With a few exceptions, architecture exhibitions tend not to be the most exciting events. In many cases they rely on an understanding of design processes that will only appeal to a trained architectural audience. One of the reasons why many of today’s most successful architects hide their architecture behind a façade of art is because it is an easier way of getting attention in a society that relies on rapid image hit and a one-line slogan. And despite how things may appear as Lynn begins to talk about geometric rigour, to describe how Coop Himmel(b)lau’s lattice structure was the only fully realised example he could find, or how you couldn’t come across a finer specimen of a fretwork and space-frame than Eisenman’s, he remains acutely aware of this. ‘I really wanted to avoid any work where you had to index how it was made to understand it,’ he says. ‘I really wanted the objects to be in dialogue with each other.’ You cannot help but be aware of the differences between exhibits such as Eisenman’s model of his Quai Branly project and Rosenquist’s Hours Flowers painting, but when you see them together you get a sense of some overall whole.

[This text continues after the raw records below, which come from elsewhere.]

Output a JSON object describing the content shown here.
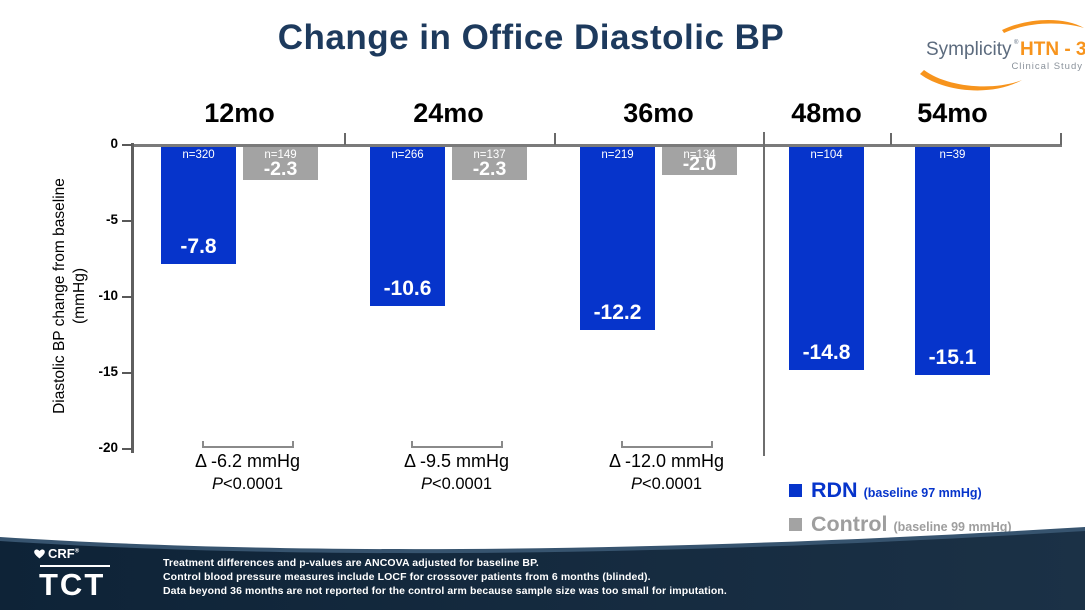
{
  "header": {
    "title": "Change in Office Diastolic BP"
  },
  "brand": {
    "name": "Symplicity",
    "reg": "®",
    "program": "HTN - 3",
    "tagline": "Clinical Study"
  },
  "chart_data": {
    "type": "bar",
    "title": "Change in Office Diastolic BP",
    "ylabel_line1": "Diastolic BP change from baseline",
    "ylabel_line2": "(mmHg)",
    "ylim": [
      -20,
      0
    ],
    "yticks": [
      0,
      -5,
      -10,
      -15,
      -20
    ],
    "grid": false,
    "legend_position": "bottom-right",
    "series": [
      {
        "name": "RDN",
        "color": "#0634CB",
        "baseline_note": "(baseline 97 mmHg)"
      },
      {
        "name": "Control",
        "color": "#A3A3A3",
        "baseline_note": "(baseline 99 mmHg)"
      }
    ],
    "groups": [
      {
        "label": "12mo",
        "bars": [
          {
            "series": "RDN",
            "value": -7.8,
            "n": "n=320"
          },
          {
            "series": "Control",
            "value": -2.3,
            "n": "n=149"
          }
        ],
        "delta": "Δ -6.2 mmHg",
        "p": "P<0.0001"
      },
      {
        "label": "24mo",
        "bars": [
          {
            "series": "RDN",
            "value": -10.6,
            "n": "n=266"
          },
          {
            "series": "Control",
            "value": -2.3,
            "n": "n=137"
          }
        ],
        "delta": "Δ -9.5 mmHg",
        "p": "P<0.0001"
      },
      {
        "label": "36mo",
        "bars": [
          {
            "series": "RDN",
            "value": -12.2,
            "n": "n=219"
          },
          {
            "series": "Control",
            "value": -2.0,
            "n": "n=134"
          }
        ],
        "delta": "Δ -12.0 mmHg",
        "p": "P<0.0001"
      },
      {
        "label": "48mo",
        "bars": [
          {
            "series": "RDN",
            "value": -14.8,
            "n": "n=104"
          }
        ]
      },
      {
        "label": "54mo",
        "bars": [
          {
            "series": "RDN",
            "value": -15.1,
            "n": "n=39"
          }
        ]
      }
    ]
  },
  "footnotes": [
    "Treatment differences and p-values are ANCOVA adjusted for baseline BP.",
    "Control blood pressure measures include LOCF for crossover patients from 6 months (blinded).",
    "Data beyond 36 months are not reported for the control arm because sample size was too small for imputation."
  ],
  "footer_logo": {
    "crf": "CRF",
    "reg": "®",
    "tct": "TCT"
  },
  "colors": {
    "rdn_blue": "#0634CB",
    "control_gray": "#A3A3A3",
    "title_navy": "#1D3A5D",
    "footer_navy": "#0E2337",
    "brand_orange": "#F7941D"
  }
}
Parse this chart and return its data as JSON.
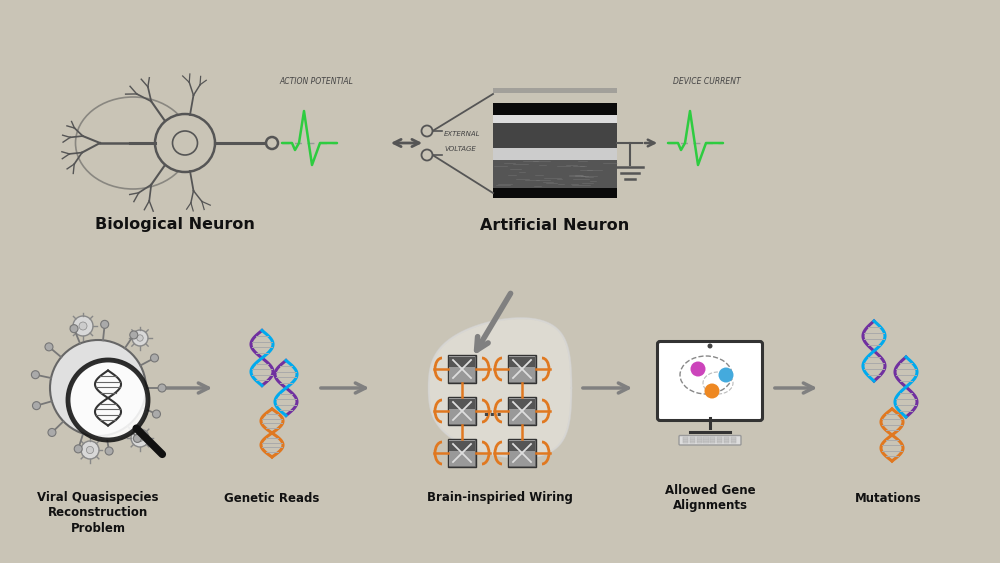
{
  "bg_color": "#c9c4b6",
  "green_color": "#2ecc40",
  "gray_color": "#808080",
  "dark_gray": "#555555",
  "light_gray": "#aaaaaa",
  "orange_color": "#e07820",
  "purple_color": "#7030a0",
  "blue_color": "#00aaee",
  "labels": {
    "bio_neuron": "Biological Neuron",
    "art_neuron": "Artificial Neuron",
    "viral": "Viral Quasispecies\nReconstruction\nProblem",
    "genetic": "Genetic Reads",
    "brain": "Brain-inspiried Wiring",
    "gene_align": "Allowed Gene\nAlignments",
    "mutations": "Mutations",
    "action_potential": "ACTION POTENTIAL",
    "device_current": "DEVICE CURRENT",
    "external_voltage": "EXTERNAL\nVOLTAGE"
  }
}
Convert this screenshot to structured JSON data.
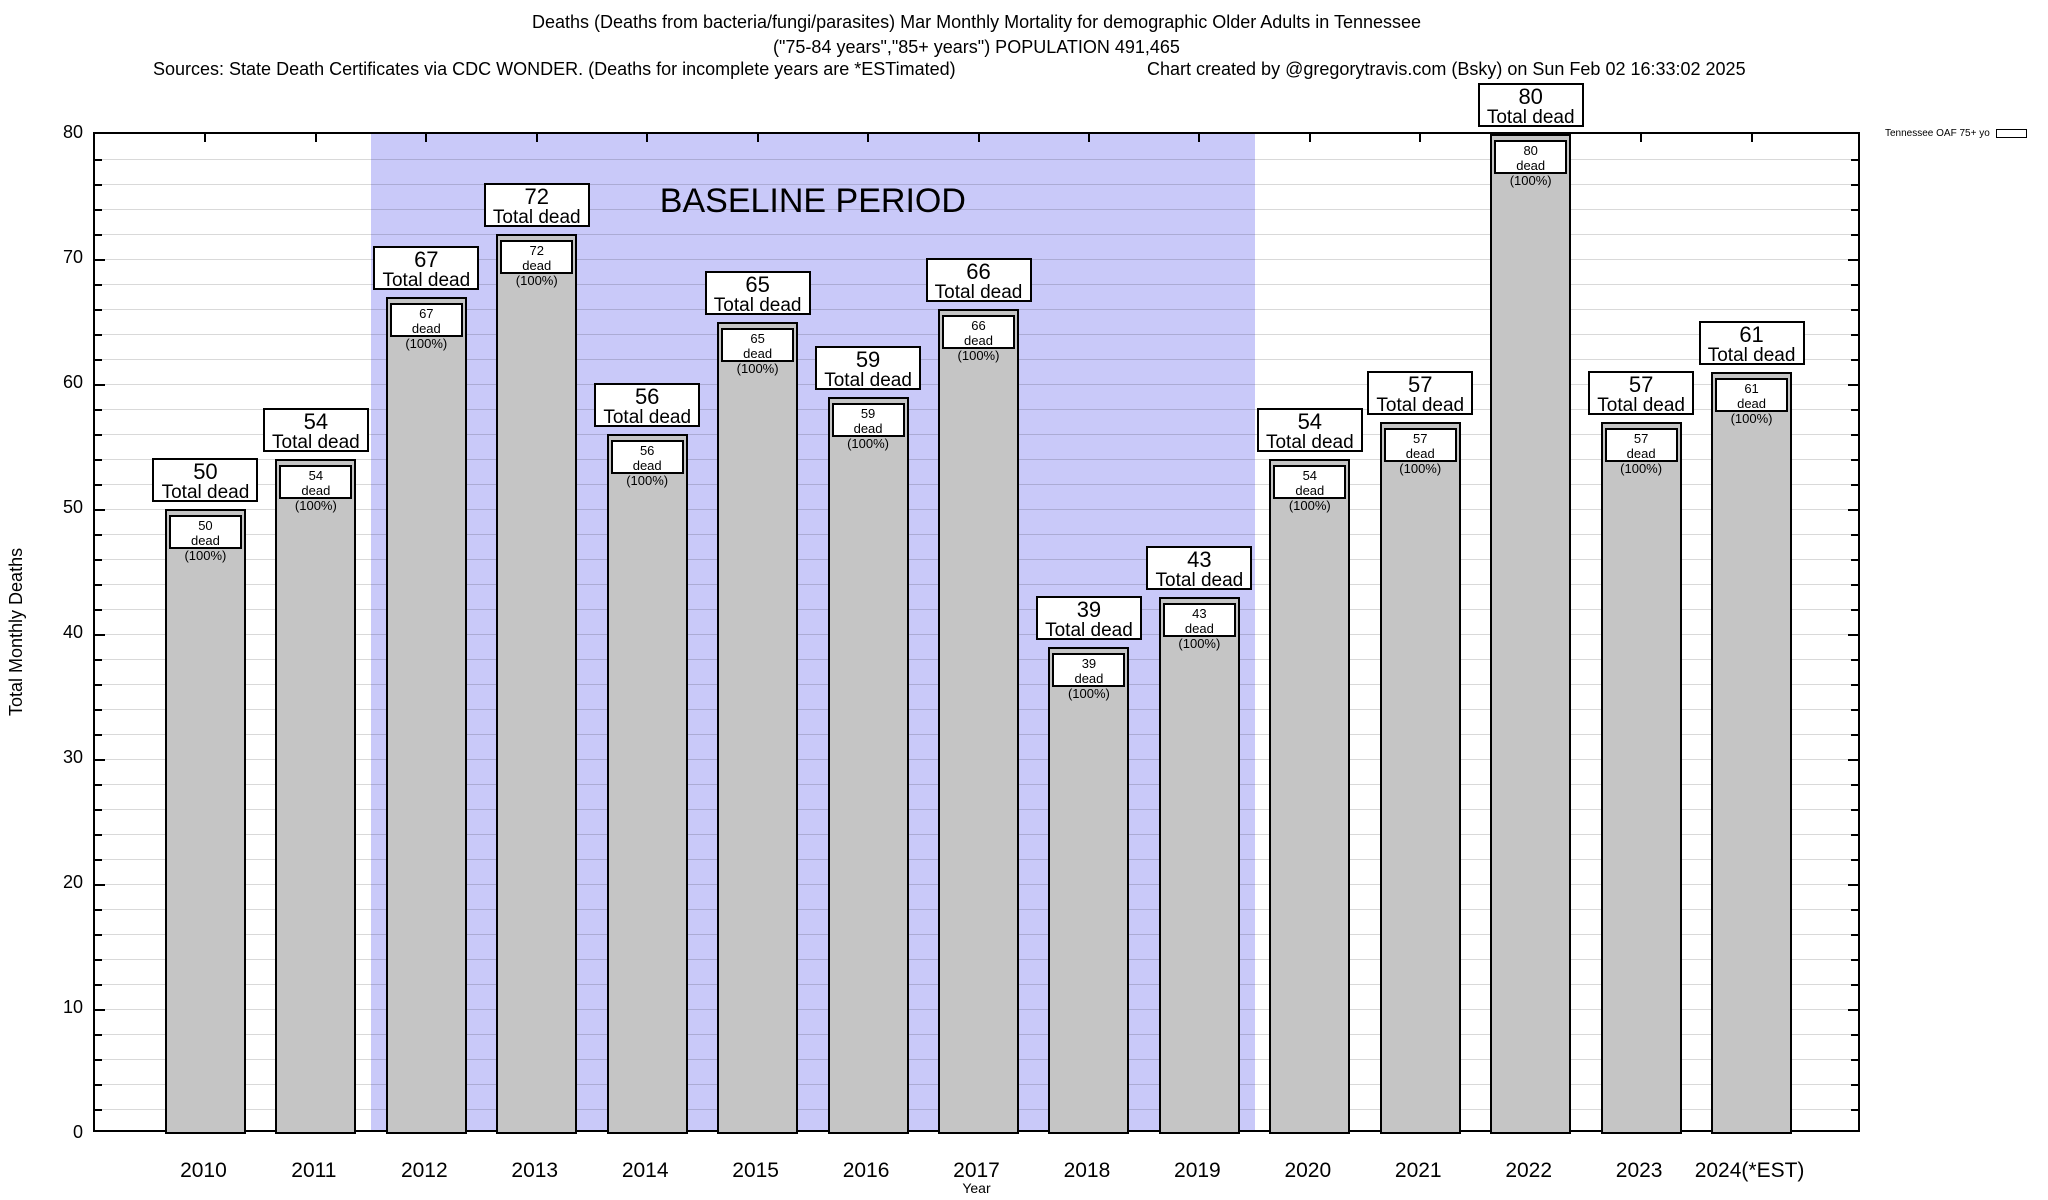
{
  "header": {
    "title_line1": "Deaths (Deaths from bacteria/fungi/parasites) Mar Monthly Mortality for demographic Older Adults in Tennessee",
    "title_line2": "(\"75-84 years\",\"85+ years\") POPULATION 491,465",
    "sources": "Sources: State Death Certificates via CDC WONDER. (Deaths for incomplete years are *ESTimated)",
    "credit": "Chart created by @gregorytravis.com (Bsky) on Sun Feb 02 16:33:02 2025"
  },
  "legend": {
    "label": "Tennessee OAF 75+ yo"
  },
  "axes": {
    "y_label": "Total Monthly Deaths",
    "x_label": "Year"
  },
  "annotations": {
    "total_suffix": "Total dead",
    "pct_suffix": "dead (100%)"
  },
  "colors": {
    "bar_fill": "#c5c5c5",
    "bar_border": "#000000",
    "baseline_fill": "#c9c9f9",
    "gridline": "rgba(0,0,0,0.15)",
    "text": "#000000"
  },
  "chart_data": {
    "type": "bar",
    "title": "Deaths (Deaths from bacteria/fungi/parasites) Mar Monthly Mortality for demographic Older Adults in Tennessee (\"75-84 years\",\"85+ years\") POPULATION 491,465",
    "xlabel": "Year",
    "ylabel": "Total Monthly Deaths",
    "categories": [
      "2010",
      "2011",
      "2012",
      "2013",
      "2014",
      "2015",
      "2016",
      "2017",
      "2018",
      "2019",
      "2020",
      "2021",
      "2022",
      "2023",
      "2024(*EST)"
    ],
    "series": [
      {
        "name": "Tennessee OAF 75+ yo",
        "values": [
          50,
          54,
          67,
          72,
          56,
          65,
          59,
          66,
          39,
          43,
          54,
          57,
          80,
          57,
          61
        ]
      }
    ],
    "bar_label_top": [
      "50",
      "54",
      "67",
      "72",
      "56",
      "65",
      "59",
      "66",
      "39",
      "43",
      "54",
      "57",
      "80",
      "57",
      "61"
    ],
    "ylim": [
      0,
      80
    ],
    "ytick_major_step": 10,
    "ytick_minor_step": 2,
    "xlim_years": [
      2009,
      2025
    ],
    "grid": "horizontal-minor",
    "legend_position": "top-right-outside",
    "baseline_region": {
      "from_year": 2011.5,
      "to_year": 2019.5,
      "label": "BASELINE PERIOD"
    }
  }
}
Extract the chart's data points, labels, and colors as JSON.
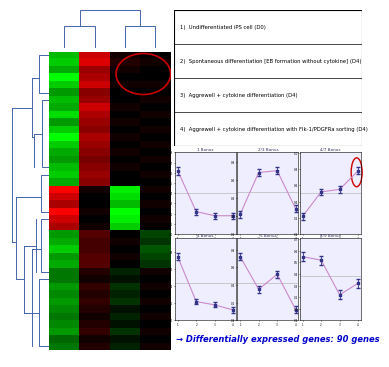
{
  "legend_items": [
    "1)  Undifferentiated iPS cell (D0)",
    "2)  Spontaneous differentiation [EB formation without cytokine] (D4)",
    "3)  Aggrewell + cytokine differentiation (D4)",
    "4)  Aggrewell + cytokine differentiation with Flk-1/PDGFRa sorting (D4)"
  ],
  "bottom_text": "→ Differentially expressed genes: 90 genes",
  "bottom_text_color": "#0000cc",
  "heatmap_col1": [
    "#00bb00",
    "#00cc00",
    "#00aa00",
    "#00ff00",
    "#00cc00",
    "#009900",
    "#00bb00",
    "#00aa00",
    "#00dd00",
    "#009900",
    "#00cc00",
    "#00ff00",
    "#00cc00",
    "#00aa00",
    "#009900",
    "#00bb00",
    "#00cc00",
    "#00aa00",
    "#ff0000",
    "#cc0000",
    "#aa0000",
    "#ff0000",
    "#cc0000",
    "#aa0000",
    "#009900",
    "#00aa00",
    "#00cc00",
    "#009900",
    "#00aa00",
    "#007700",
    "#007700",
    "#009900",
    "#008800",
    "#009900",
    "#008800",
    "#007700",
    "#008800",
    "#009900",
    "#006600",
    "#007700"
  ],
  "heatmap_col2": [
    "#cc0000",
    "#dd0000",
    "#990000",
    "#aa0000",
    "#cc0000",
    "#880000",
    "#990000",
    "#cc0000",
    "#aa0000",
    "#990000",
    "#880000",
    "#aa0000",
    "#990000",
    "#880000",
    "#770000",
    "#880000",
    "#990000",
    "#880000",
    "#110000",
    "#000000",
    "#000000",
    "#110000",
    "#000000",
    "#110000",
    "#550000",
    "#440000",
    "#440000",
    "#550000",
    "#550000",
    "#220000",
    "#110000",
    "#330000",
    "#220000",
    "#330000",
    "#220000",
    "#110000",
    "#220000",
    "#330000",
    "#110000",
    "#220000"
  ],
  "heatmap_col3": [
    "#110000",
    "#220000",
    "#110000",
    "#000000",
    "#110000",
    "#000000",
    "#000000",
    "#110000",
    "#000000",
    "#110000",
    "#000000",
    "#110000",
    "#000000",
    "#110000",
    "#000000",
    "#110000",
    "#000000",
    "#000000",
    "#00ee00",
    "#00dd00",
    "#00bb00",
    "#00ff00",
    "#00ee00",
    "#00cc00",
    "#000000",
    "#110000",
    "#000000",
    "#110000",
    "#000000",
    "#002200",
    "#001100",
    "#003300",
    "#002200",
    "#003300",
    "#001100",
    "#002200",
    "#001100",
    "#003300",
    "#001100",
    "#002200"
  ],
  "heatmap_col4": [
    "#000000",
    "#110000",
    "#000000",
    "#000000",
    "#110000",
    "#000000",
    "#110000",
    "#000000",
    "#110000",
    "#000000",
    "#110000",
    "#000000",
    "#110000",
    "#000000",
    "#110000",
    "#000000",
    "#110000",
    "#000000",
    "#110000",
    "#000000",
    "#110000",
    "#000000",
    "#110000",
    "#000000",
    "#004400",
    "#003300",
    "#005500",
    "#004400",
    "#003300",
    "#110000",
    "#000000",
    "#110000",
    "#000000",
    "#110000",
    "#000000",
    "#110000",
    "#000000",
    "#110000",
    "#000000",
    "#110000"
  ],
  "n_rows": 40,
  "dendrogram_color": "#4466aa",
  "circle_color": "#cc0000",
  "line_color": "#cc88cc",
  "point_color": "#333388",
  "plot_bg": "#eeeeff",
  "line_plots_top": [
    {
      "title": "1 Bonus",
      "y": [
        0.62,
        0.22,
        0.18,
        0.18
      ],
      "yerr": [
        0.04,
        0.03,
        0.03,
        0.03
      ]
    },
    {
      "title": "2/3 Bonus",
      "y": [
        0.22,
        0.68,
        0.7,
        0.28
      ],
      "yerr": [
        0.04,
        0.04,
        0.04,
        0.04
      ]
    },
    {
      "title": "4/7 Bonus",
      "y": [
        0.22,
        0.52,
        0.55,
        0.78
      ],
      "yerr": [
        0.04,
        0.04,
        0.04,
        0.04
      ]
    }
  ],
  "line_plots_bottom": [
    {
      "title": "4 Bonus",
      "y": [
        0.75,
        0.22,
        0.18,
        0.12
      ],
      "yerr": [
        0.04,
        0.03,
        0.03,
        0.03
      ]
    },
    {
      "title": "5 Bonus",
      "y": [
        0.72,
        0.35,
        0.52,
        0.12
      ],
      "yerr": [
        0.04,
        0.04,
        0.04,
        0.04
      ]
    },
    {
      "title": "8/9 Bonus",
      "y": [
        0.55,
        0.52,
        0.22,
        0.32
      ],
      "yerr": [
        0.04,
        0.04,
        0.04,
        0.04
      ]
    }
  ],
  "background_color": "#ffffff"
}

An understanding of the artworks benefits from architecture’s inherent focus on process and construction, while the architecture gains from art’s more easily graspable and fully realised visual hit (a number of the architecture projects are unbuilt). Whether the overall effect will be as memorable as Village People’s moustaches is another matter. But Lynn’s strength has always been that when you start to explore his work, you quickly stop worrying about his moustache.


Intricacy is at the ICA, Philadelphia, until 6 April 2003.